Ms Grant tended to liaise with the senior clinical effectiveness groups while IT nurse Abigail Searles managed the core group. Both were in regular contact with System C, working closely with the supplier to make the vision a reality “Between Abi and me we had a balance and knowledge of each area, which worked perfectly.”

It was a painstaking process; a “constant back and forth for about 18 months”. But the setup and care planning that came out of it is “something that's designed by the nurses for the nurses. I used to say ‘By Barnsley, For Barnsley’ for the working groups – because it should be designed by them, absolutely. Because they know better than anybody else.”

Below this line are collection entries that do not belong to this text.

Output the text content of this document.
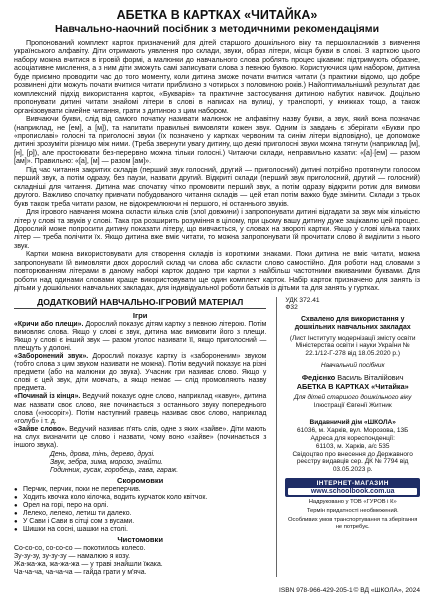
АБЕТКА В КАРТКАХ «ЧИТАЙКА»
Навчально-наочний посібник з методичними рекомендаціями

Пропонований комплект карток призначений для дітей старшого дошкільного віку та першокласників з вивчення українського алфавіту. Діти отримають уявлення про склади, звуки, образ літери, місця букви в слові. З карткою цього набору можна вчитися в ігровій формі, а малюнки до навчального слова роблять процес цікавим: підтримують образне, асоціативне мислення, а з ним діти зможуть самі записувати слова з певною буквою. Користуючися цим набором, дитина буде приємно проводити час до того моменту, коли дитина зможе почати вчитися читати (з практики відомо, що добре розвинені діти можуть почати вчитися читати приблизно з чотирьох з половиною років.) Найоптимальніший результат дає комплексний підхід використання карток, «Букварів» та практичне застосування дитиною набутих навичок. Доцільно пропонувати дитині читати знайомі літери в слові в написах на вулиці, у транспорті, у книжках тощо, а також організовувати сімейне читання, грати з дитиною з цим набором.

Вивчаючи букви, слід від самого початку називати малюнок не алфавітну назву букви, а звук, який вона позначає (наприклад, не [ем], а [м]), та напитати правильні вимовляти кожен звук. Одним із завдань є зберігати «Букви про «пропиславі» голосні та приголосні звуки (їх позначено у картках червоним та синім літери відповідно), це допоможе дитині зрозуміти різницю між ними. (Треба звернути увагу дитину, що деякі приголосні звуки можна тягнути (наприклад [м], [н], [р]), але простоювати без-перервно можна тільки голосні.) Читаючи склади, неправильно казати: «[а]·[ем] — разом [ам]». Правильно: «[а], [м] — разом [ам]».

Під час читання закритих складів (перший звук голосний, другий — приголосний) дитині потрібно протягнути голосом перший звук, а потім одразу, без паузи, назвати другий. Відкриті склади (перший звук приголосний, другий — голосний) складніші для читання. Дитина має спочатку чітко промовити перший звук, а потім одразу відкрити ротик для вимови другого. Важливо спочатку привчати побудованого читання складів — цей етап потім важко буде змінити. Склади з трьох букв також треба читати разом, не відокремлюючи ні першого, ні останнього звуків.

Для ігрового навчання можна скласти кілька слів (злої довжини) і запропонувати дитині відгадати за звук між кількістю літер у слові та звуків у слові. Така гра розширить розуміння в цілому, при цьому вашу дитину дуже зацікавлю цей процес. Дорослий може попросити дитину показати літеру, що вивчається, у словах на звороті картки. Якщо у слові кілька таких літер — треба полічити їх. Якщо дитина вже вміє читати, то можна запропонувати їй прочитати слово й виділити з нього звук.

Картки можна використовувати для створення складів із короткими знаками. Поки дитина не вміє читати, можна запропонувати їй вимовляти двох дорослий склад чи слова абс скласти слово самостійно. Для роботи над словами з повторюванням літерами в даному наборі карток додано три картки з найбільш частотними вживаними буквами. Для роботи над одинами словами краще використовувати ще один комплект карток. Набір карток призначено для занять із дітьми у дошкільних навчальних закладах, для індивідуальної роботи батьків із дітьми та для занять у гуртках.

ДОДАТКОВИЙ НАВЧАЛЬНО-ІГРОВИЙ МАТЕРІАЛ
Ігри

«Кричи або плещи». Дорослий показує дітям картку з певною літерою. Потім вимовляє слова. Якщо у слові є звук, дитина має вимовити його з плещи. Якщо у слові є інший звук — разом уголос називати її, якщо приголосний — плещуть у долоні.

«Заборонений звук». Дорослий показує картку із «забороненим» звуком (тобто слова з цим звуком називати не можна). Потім ведучий показує на різні предмети (або на малюнки до звука). Учасник гри називає слово. Якщо у слові є цей звук, діти мовчать, а якщо немає — слід промовляють назву предмета.

«Починай із кінця». Ведучий показує одне слово, наприклад «кавун», дитина має назвати своє слово, яке починається з останнього звуку попереднього слова («носоріг»). Потім наступний гравець називає своє слово, наприклад «голуб» і т. д.

«Зайве слово». Ведучий називає п'ять слів, одне з яких «зайве». Діти мають на слух визначити це слово і назвати, чому воно «зайве» (починається з іншого звука).

День, дрова, тінь, дерево, друзі.
Звук, зебра, зима, морозо, знайти.
Годинник, гусак, горобець, гава, гараж.
Скоромовки
● Перчик, перчик, поки не переперчив.
● Ходить квочка коло кілочка, водить курчаток коло квітчок.
● Орел на горі, перо на орлі.
● Лелеко, лелеко, летиш ти далеко.
● У Сави і Сави в сітці сом з вусами.
● Шишки на сосні, шашки на столі.
Чистомовки

Со-со-со, со-со-со — покотилось колесо.

Зу-зу-зу, зу-зу-зу — намалюю я козу.

Жа-жа-жа, жа-жа-жа — у траві знайшли їжака.

Ча-ча-ча, ча-ча-ча — гайда грати у м'ячa.

УДК 372.41

Ф32

Схвалено для використання у дошкільних навчальних закладах

(Лист Інституту модернізації змісту освіти Міністерства освіти і науки України № 22.1/12-Г-278 від 18.05.2020 р.)

Навчальний посібник

Федієнко Василь Віталійович

АБЕТКА В КАРТКАХ «Читайка»

Для дітей старшого дошкільного віку

Ілюстрації Євгенії Житник

Видавничий дім «ШКОЛА»

61036, м. Харків, вул. Морозова, 13Б

Адреса для кореспонденції:

61103, м. Харків, а/с 535

Свідоцтво про внесення до Державного реєстру видавців сер. ДК № 7794 від 03.05.2023 р.

ІНТЕРНЕТ-МАГАЗИН
www.schoolbook.com.ua

Надруковано у ТОВ «ГУРОВ і К»

Термін придатності необмежений.

Особливих умов транспортування та зберігання не потребує.

ISBN 978-966-429-205-1 © ВД «ШКОЛА», 2024
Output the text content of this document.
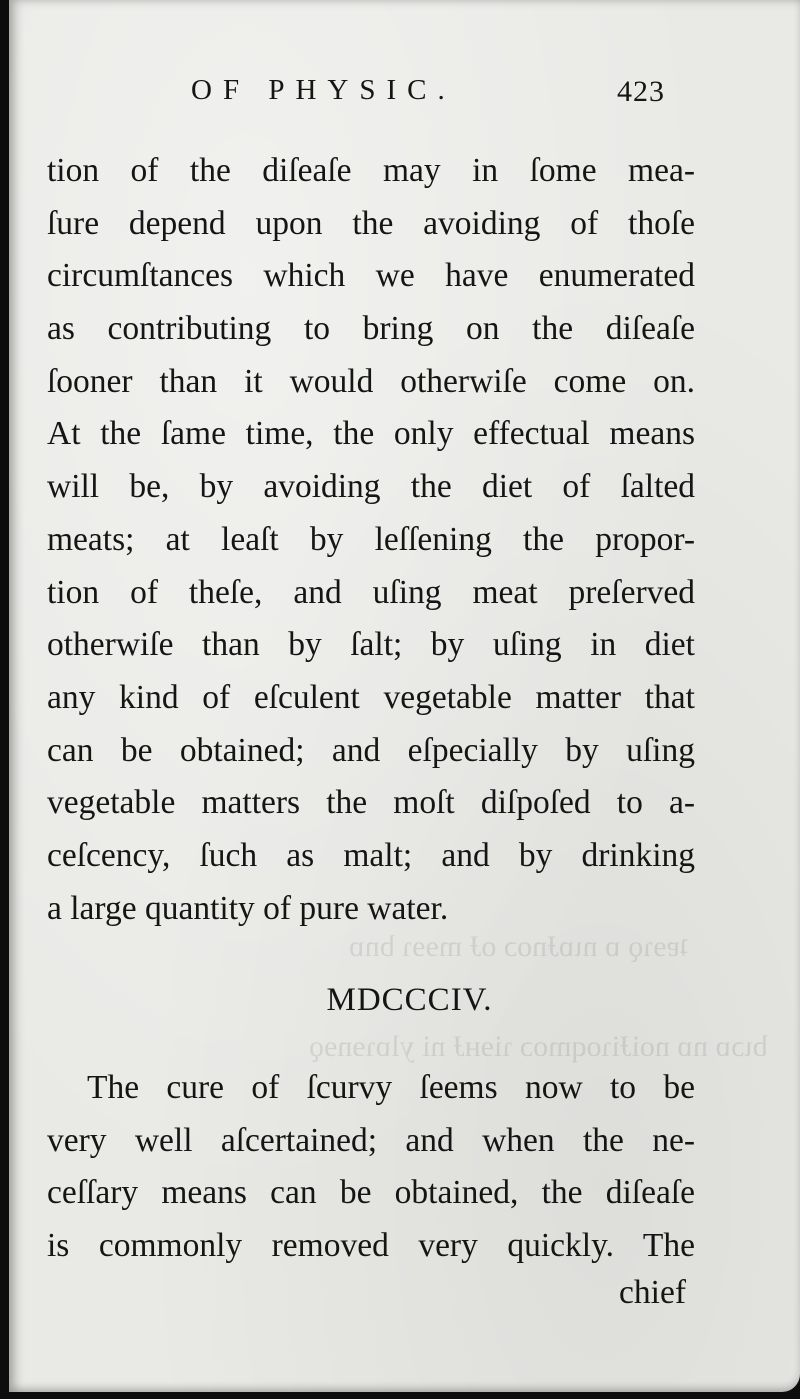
ʇɐɘɿǫ ɒ nɩɒɈnoɔ oɈ mɘɘɿ bnɒ
bɩɔɒ nɒ noiɈiɿoqmoɔ ɿiɘʜɈ ni ylɒɿɘnɘǫ
OF PHYSIC.	423
tion of the diſeaſe may in ſome mea-
ſure depend upon the avoiding of thoſe
circumſtances which we have enumerated
as contributing to bring on the diſeaſe
ſooner than it would otherwiſe come on.
At the ſame time, the only effectual means
will be, by avoiding the diet of ſalted
meats; at leaſt by leſſening the propor-
tion of theſe, and uſing meat preſerved
otherwiſe than by ſalt; by uſing in diet
any kind of eſculent vegetable matter that
can be obtained; and eſpecially by uſing
vegetable matters the moſt diſpoſed to a-
ceſcency, ſuch as malt; and by drinking
a large quantity of pure water.
MDCCCIV.
The cure of ſcurvy ſeems now to be
very well aſcertained; and when the ne-
ceſſary means can be obtained, the diſeaſe
is commonly removed very quickly. The
chief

The solution went live in July this year. Now every patient has but one care plan – “the plan fits to the patient, not the patient to multiple plans” – which is bespoke to them and their changing needs.

The core plan centres on eating, drinking, sleeping and managing risks of falls and so on. Then if a patient has an additional need – because, for instance, they have diabetes – the nurse simply clicks a few buttons to add that to the core plan. As a patient recovers or becomes more unwell, the plan is quickly adapted accordingly.

The new setup, which ties into the System C EPR at the trust, also makes it much easier to liaise with patients and carers on plans.

“The trust has lots of computers on wheels now, and the nurses can actually sit at the side of the bed and fill in the care plan with the patient and their relatives.”

It may have been built by Barnsley for Barnsley, but the templates will now be made available to other trusts that use System C. “The program and the way it functions is applicable to any trust,” points out Ms Grant.

“What's mind blowing is that it will never stop. This will develop and expand and improve as time goes on. I can't wait to be part of it.”